I'd like to consider believing him when he says our economy is based on much more than the extraction of fossil fuels. But it would sure be easier to do so if he'd set up some programs for ordinary people to access some of the interim methods we're going to have to explore as we wean ourselves off our addiction to oil. Rebates on electric cars? Subsidies on solar or geothermal installations?
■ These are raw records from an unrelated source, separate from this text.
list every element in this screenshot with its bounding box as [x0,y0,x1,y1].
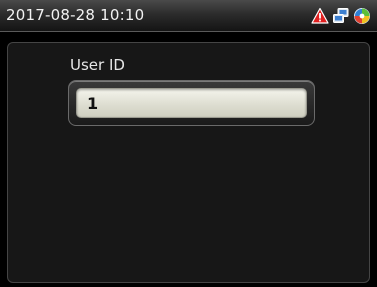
content-panel [7,42,370,283]
datetime: 2017-08-28 10:10 [6,6,145,24]
device-screen: 2017-08-28 10:10 User ID 1 [0,0,377,287]
status-bar: 2017-08-28 10:10 [0,0,377,32]
user-id-input[interactable]: 1 [76,88,307,118]
user-id-label: User ID [70,56,125,74]
user-id-value: 1 [87,94,99,113]
alert-triangle-icon [311,7,329,24]
network-icon [333,8,349,23]
app-icon [354,8,370,24]
user-id-input-frame: 1 [68,80,315,126]
status-icons [311,5,371,27]
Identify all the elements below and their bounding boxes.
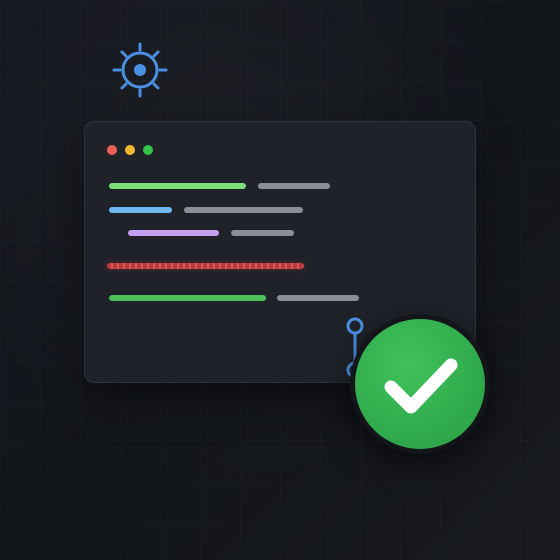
code-line-2-token: [109, 207, 172, 213]
success-badge: [350, 314, 490, 454]
code-line-3-token: [128, 230, 219, 236]
code-line-1-text: [258, 183, 330, 189]
code-line-2-text: [184, 207, 303, 213]
window-controls: [107, 145, 153, 155]
minimize-dot: [125, 145, 135, 155]
checkmark-icon: [384, 358, 458, 414]
maximize-dot: [143, 145, 153, 155]
gear-icon: [112, 42, 168, 98]
code-line-3-text: [231, 230, 294, 236]
illustration-canvas: [0, 0, 560, 560]
code-line-4-text: [277, 295, 359, 301]
success-badge-fill: [355, 319, 485, 449]
close-dot: [107, 145, 117, 155]
code-line-4-token: [109, 295, 266, 301]
error-underline: [107, 263, 304, 269]
code-line-1-token: [109, 183, 246, 189]
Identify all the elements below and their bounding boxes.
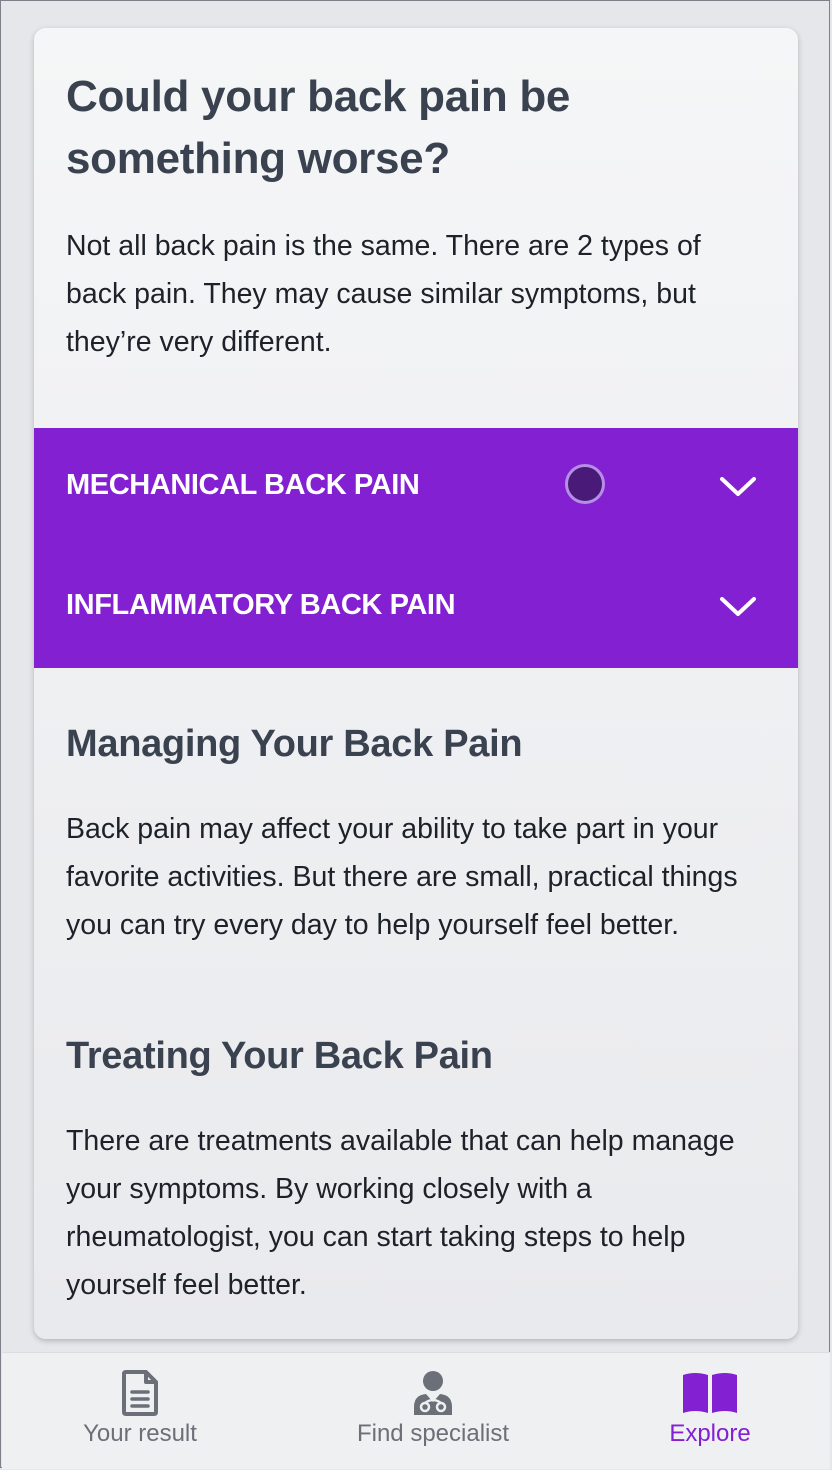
treating-section-body: There are treatments available that can … <box>66 1125 735 1301</box>
managing-section-body: Back pain may affect your ability to tak… <box>66 813 738 941</box>
nav-label-find-specialist: Find specialist <box>356 1420 510 1447</box>
bottom-navigation: Your result Find specialist Explore <box>2 1352 830 1469</box>
nav-item-your-result[interactable]: Your result <box>60 1353 220 1469</box>
treating-section-title: Treating Your Back Pain <box>66 1035 493 1077</box>
nav-label-your-result: Your result <box>83 1420 197 1447</box>
touch-indicator <box>565 464 605 504</box>
nav-item-explore[interactable]: Explore <box>630 1353 790 1469</box>
intro-paragraph: Not all back pain is the same. There are… <box>66 230 701 358</box>
accordion-item-inflammatory[interactable]: INFLAMMATORY BACK PAIN <box>34 548 798 668</box>
accordion-label-mechanical: MECHANICAL BACK PAIN <box>66 469 420 501</box>
content-card: Could your back pain be something worse?… <box>34 28 798 1339</box>
nav-label-explore: Explore <box>669 1420 751 1447</box>
page-title: Could your back pain be something worse? <box>66 72 571 183</box>
accordion-label-inflammatory: INFLAMMATORY BACK PAIN <box>66 589 456 621</box>
document-icon <box>122 1370 158 1416</box>
open-book-icon <box>683 1373 737 1413</box>
managing-section-title: Managing Your Back Pain <box>66 723 523 765</box>
chevron-down-icon[interactable] <box>718 594 758 620</box>
nav-item-find-specialist[interactable]: Find specialist <box>338 1353 528 1469</box>
accordion-item-mechanical[interactable]: MECHANICAL BACK PAIN <box>34 428 798 548</box>
doctor-icon <box>414 1371 452 1415</box>
back-pain-types-accordion: MECHANICAL BACK PAIN INFLAMMATORY BACK P… <box>34 428 798 668</box>
chevron-down-icon[interactable] <box>718 474 758 500</box>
And, while he's so busy giving tax breaks to the wealthy, might he consider giving a tax break to anyone who could prove that they'd voted? That might be a way to get out the vote -- and with luck -- see a change in government for Canada. Quick, while we've still got a country.

Tuesday, January 13, 2015

Flowers for Charlie

These are my small attempts at bringing spring into the house. Tulips which I bought for myself -- a small extravagance to offset the dark week that has just passed. Interesting, I think, that they get their name from the cloth used to wrap a turban. And pink ones are supposed to indicate 'caring'.

The paper-white narcissus companions have joined the tulips, though they're in their own vase. These are the ones that I forced early in December. They bloomed, but then started sagging under the weight of their blossoms. So I cut their stems and put them into water. Their sweet fragrance fills me with hope that spring is near, as do the bulbs poking up their tips in the garden.

Today, Charlie Hebdo has published a new edition, this time depicting an image of Muhammad under a banner of forgiveness. In the image, he is proclaiming (as we all have been saying), Je suis Charlie,

More than ever, the words that guided the French Revolution -- liberté, égalité, fraternité -- are echoing through the streets of Paris, and all around the world. It's time to erase our differences, or at least thoughts of fighting over them.

Monday, January 05, 2015

Something new for a new year

Because I'm a person who likes things that are 'broken-in' it's often hard to part with items that others might consider worn out, or at least well past their 'best-by-date'.

New clothes feel scratchy, new shoes can pinch. Second-hand pillow slips are softer and often prettier. Garage sale cups and serving plates are sometimes hand-painted, and nearly always more charming than those that are brand-new. Even a new book needs its pages turned before it gets good.

Still, sometimes I have to admit that an object or item of clothing has served beyond its duty. Sadly, this seems to be the case with my beloved carry-all bag from Duthie Books, a locally-owned chain of shops that closed down for good in 2010. The letters are nearly worn off and the handles are frayed enough I sometimes worry that they might break.

The bag has worked overtime as a purse for me for many years, never complaining about dragging around an oversized wallet filled with library cards and receipts. Or my camera and glasses, and often an umbrella. Not to mention various notebooks, magazines, water bottles, combs and Chapsticks that may have ridden around in its black folds.

Sentimentalist that I am, I won't be throwing it out, but I do plan (yes, for the new year) to transfer those glasses cases and gloves and assorted paraphernalia to a newer bag -- this time, navy blue, one from Word Vancouver. At least it'll still be in the literary theme. And I can only trust it'll be as faithful to me as the black one has been.